-
Type: Task
-
Resolution: Unresolved
-
Priority: Major - P3
-
None
-
Affects Version/s: None
-
Component/s: None
-
None
-
Query Optimization
Currently $exists (and possibly other predicates) is estimated via heuristic CE when represented as a MatchExpression. Any leaf predicate different from comparison predicates, And, Or, Not is estimated via
CardinalityEstimator::estimate(const LeafMatchExpression* node)
which is in turn implemented as heuristic CE.

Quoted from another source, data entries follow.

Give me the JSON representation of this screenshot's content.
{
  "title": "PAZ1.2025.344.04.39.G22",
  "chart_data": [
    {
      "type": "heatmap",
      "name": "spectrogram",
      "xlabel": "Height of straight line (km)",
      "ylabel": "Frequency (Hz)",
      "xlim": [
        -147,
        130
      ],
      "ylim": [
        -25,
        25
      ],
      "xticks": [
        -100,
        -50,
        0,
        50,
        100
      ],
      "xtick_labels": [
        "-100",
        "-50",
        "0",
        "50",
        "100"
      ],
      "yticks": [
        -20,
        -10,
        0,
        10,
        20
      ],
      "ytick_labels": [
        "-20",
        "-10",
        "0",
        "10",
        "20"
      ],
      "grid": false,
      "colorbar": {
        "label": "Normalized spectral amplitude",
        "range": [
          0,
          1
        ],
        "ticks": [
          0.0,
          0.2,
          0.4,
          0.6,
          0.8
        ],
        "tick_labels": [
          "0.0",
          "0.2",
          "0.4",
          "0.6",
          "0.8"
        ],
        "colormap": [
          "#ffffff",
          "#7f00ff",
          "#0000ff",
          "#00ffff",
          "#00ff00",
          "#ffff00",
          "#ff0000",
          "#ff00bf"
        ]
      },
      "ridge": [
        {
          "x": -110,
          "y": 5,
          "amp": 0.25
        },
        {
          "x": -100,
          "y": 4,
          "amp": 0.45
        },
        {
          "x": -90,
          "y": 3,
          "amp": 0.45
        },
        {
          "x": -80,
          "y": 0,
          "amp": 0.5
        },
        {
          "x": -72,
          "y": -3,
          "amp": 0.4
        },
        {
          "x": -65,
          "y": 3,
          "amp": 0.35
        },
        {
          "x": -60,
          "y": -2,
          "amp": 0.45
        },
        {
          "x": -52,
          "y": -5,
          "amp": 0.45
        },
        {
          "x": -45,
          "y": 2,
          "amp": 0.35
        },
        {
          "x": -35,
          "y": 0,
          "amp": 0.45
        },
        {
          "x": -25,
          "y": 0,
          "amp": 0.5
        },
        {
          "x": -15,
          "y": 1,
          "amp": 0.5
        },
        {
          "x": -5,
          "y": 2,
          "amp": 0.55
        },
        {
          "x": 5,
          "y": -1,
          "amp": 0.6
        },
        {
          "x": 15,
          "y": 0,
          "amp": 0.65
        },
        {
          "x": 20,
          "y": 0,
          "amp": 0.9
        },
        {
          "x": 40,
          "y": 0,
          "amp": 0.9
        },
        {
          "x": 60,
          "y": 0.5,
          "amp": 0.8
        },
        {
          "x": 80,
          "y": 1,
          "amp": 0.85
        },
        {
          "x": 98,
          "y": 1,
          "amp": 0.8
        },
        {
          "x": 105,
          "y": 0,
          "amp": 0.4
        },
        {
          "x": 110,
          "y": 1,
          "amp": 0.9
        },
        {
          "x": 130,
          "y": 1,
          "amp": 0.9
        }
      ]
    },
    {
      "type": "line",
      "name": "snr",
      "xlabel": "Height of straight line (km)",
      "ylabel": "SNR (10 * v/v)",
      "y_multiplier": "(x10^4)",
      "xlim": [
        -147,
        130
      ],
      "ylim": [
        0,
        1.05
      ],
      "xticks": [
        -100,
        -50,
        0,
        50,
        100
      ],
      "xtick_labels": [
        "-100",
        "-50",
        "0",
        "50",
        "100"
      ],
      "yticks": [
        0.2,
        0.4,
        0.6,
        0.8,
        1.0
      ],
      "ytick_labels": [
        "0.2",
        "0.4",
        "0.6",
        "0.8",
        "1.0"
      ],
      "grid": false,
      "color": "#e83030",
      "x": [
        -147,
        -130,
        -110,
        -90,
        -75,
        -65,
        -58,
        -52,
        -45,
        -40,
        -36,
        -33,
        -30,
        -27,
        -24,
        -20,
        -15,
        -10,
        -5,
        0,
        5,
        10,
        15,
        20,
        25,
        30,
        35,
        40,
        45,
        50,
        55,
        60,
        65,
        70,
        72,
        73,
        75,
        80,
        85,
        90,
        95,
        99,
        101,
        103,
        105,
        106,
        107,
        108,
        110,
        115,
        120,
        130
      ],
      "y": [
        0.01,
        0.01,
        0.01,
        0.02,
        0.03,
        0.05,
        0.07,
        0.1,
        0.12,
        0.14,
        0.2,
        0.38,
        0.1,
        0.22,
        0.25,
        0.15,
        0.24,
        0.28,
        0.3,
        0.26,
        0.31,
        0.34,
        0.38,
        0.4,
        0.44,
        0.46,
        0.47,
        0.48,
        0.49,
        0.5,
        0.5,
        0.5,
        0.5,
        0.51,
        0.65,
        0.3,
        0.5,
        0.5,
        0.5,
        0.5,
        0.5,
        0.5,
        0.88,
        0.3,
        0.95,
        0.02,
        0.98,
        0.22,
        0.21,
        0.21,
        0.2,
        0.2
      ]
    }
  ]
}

However, given an index on the $exists field, an interval is generated, which in turn ican be estimated via histogram if one is available. Example:
coll.find({missing_50_percent: {$exists: false}}).explain();
The plan is:
winningPlan: { isCached: false, stage: 'FETCH', costEstimate: 5.2621663000000005, cardinalityEstimate: 3000, estimatesMetadata: { ceSource: 'Histogram' }, filter: { missing_50_percent: { '$not': { '$exists': true } } }, inputStage: { stage: 'IXSCAN', costEstimate: 1.225155, cardinalityEstimate: 3000, numKeysEstimate: 3000, estimatesMetadata: { ceSource: 'Histogram' }, keyPattern: { missing_50_percent: 1 }, indexName: 'missing_50_percent_1', isMultiKey: false, multiKeyPaths: { missing_50_percent: [] }, isUnique: false, isSparse: false, isPartial: false, indexVersion: 2, direction: 'forward', indexBounds: { missing_50_percent: [ '[null, null]' ] } } },
While if we drop the index, we use heuristics:
coll.dropIndex({missing_50_percent:1});
coll.find({missing_50_percent: {$exists: false}}).explain();
The plan is:
winningPlan: { isCached: false, stage: 'COLLSCAN', costEstimate: 3.5472981, cardinalityEstimate: 60, numDocsEstimate: 6000, estimatesMetadata: { ceSource: 'Heuristics' }, filter: { missing_50_percent: { '$not': { '$exists': true } } }, direction: 'forward' },
Ideally this ticket should consider all predicates that can be expressed as an interval, and therefore estimated via a histogram.